Wednesday, December 9, 2009

Exercise Against Heart Disease and Cancer

More Clues on How Exercise Can Protect Against Diseases of Aging

Research suggests another avenue by which exercise guards against heart disease and cancer: telomeres

December 1, 2009 - U.S. News & World Report

Exercise can't stop the years from ticking by, but it certainly appears to protect against some of the diseases of aging. The latest evidence: a new study showing that the white blood cells of endurance athletes had longer telomeres, the tiny, protective units of DNA that cap the end of chromosomes like plastic shoestring tips and grow shorter as cells age. The study, published online by Circulation, may explain how exercise can protect against two big killers: heart disease and cancer. "Younger" white blood cells may be able to more efficiently clear out both abnormal cells that may progress to cancer and the plaques implicated in heart disease.

The exercise-heart disease connection is commonly known. Fewer people know that exercise appears to prevent at least some kinds of cancer—predominantly a disease of aging. Scientists have their eyes on several mechanisms, including changes to a number of hormones that are essential to the body but also can fuel cancer growth, says Stephen Hursting, chair of the division of nutritional sciences at the University of Texas-Austin. Caloric restriction can reduce those growth signals and so—though probably by a different route—can exercise, he says.
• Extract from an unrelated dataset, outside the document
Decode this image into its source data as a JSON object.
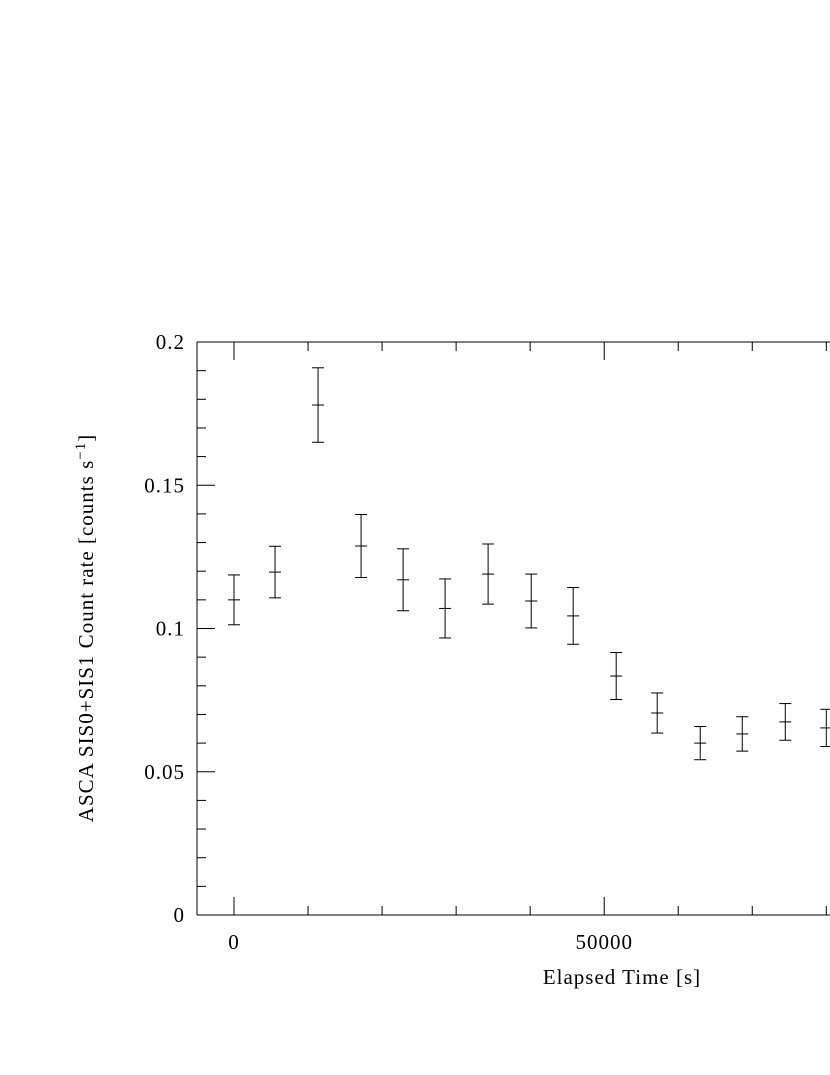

Inflammation and immunity are also thought to play a role in cancer, and exercise seems to tamp down the one and boost the other.

Moreover, specific cancers are uniquely affected by exercise. The reason the odds of colon cancer, for example, are reduced by exercise is probably that it decreases the amount of time food spends in the digestive system, lessening contact between the gut and carcinogens in food. It's thought that breast cancer is encouraged by both inflammation and estrogen exposure, says Christine Friedenreich, leader of population health research at the Alberta Cancer Board in Canada. Exercise cuts the amount of estrogen circulating in the system and may cause changes in the menstrual cycle that reduce exposure to the hormone over many months or years. (One note on cancer and exercise: It's not entirely clear how much of its positive effects are attributable to its melting away of body fat, so you're wise to focus on losing weight as well.)

Somehow, exercise also seems to preserve brain function as you age, too. There's evidence from animal studies that exercise may help generate new neurons, which may give your brainpower a boost, says Arthur Kramer, a neuroscientist at the University of Illinois at Urbana-Champaign. Vigorous activity also may contribute to the creation of new blood vessels in the brain that help forge connections between neurons. It appears, Kramer says, that exercise not only slows negative changes to the brain but also gives you some cognitive reserves, so that even if the plaques implicated in Alzheimer's disease do appear, they don't have the same impact that they would in a couch potato.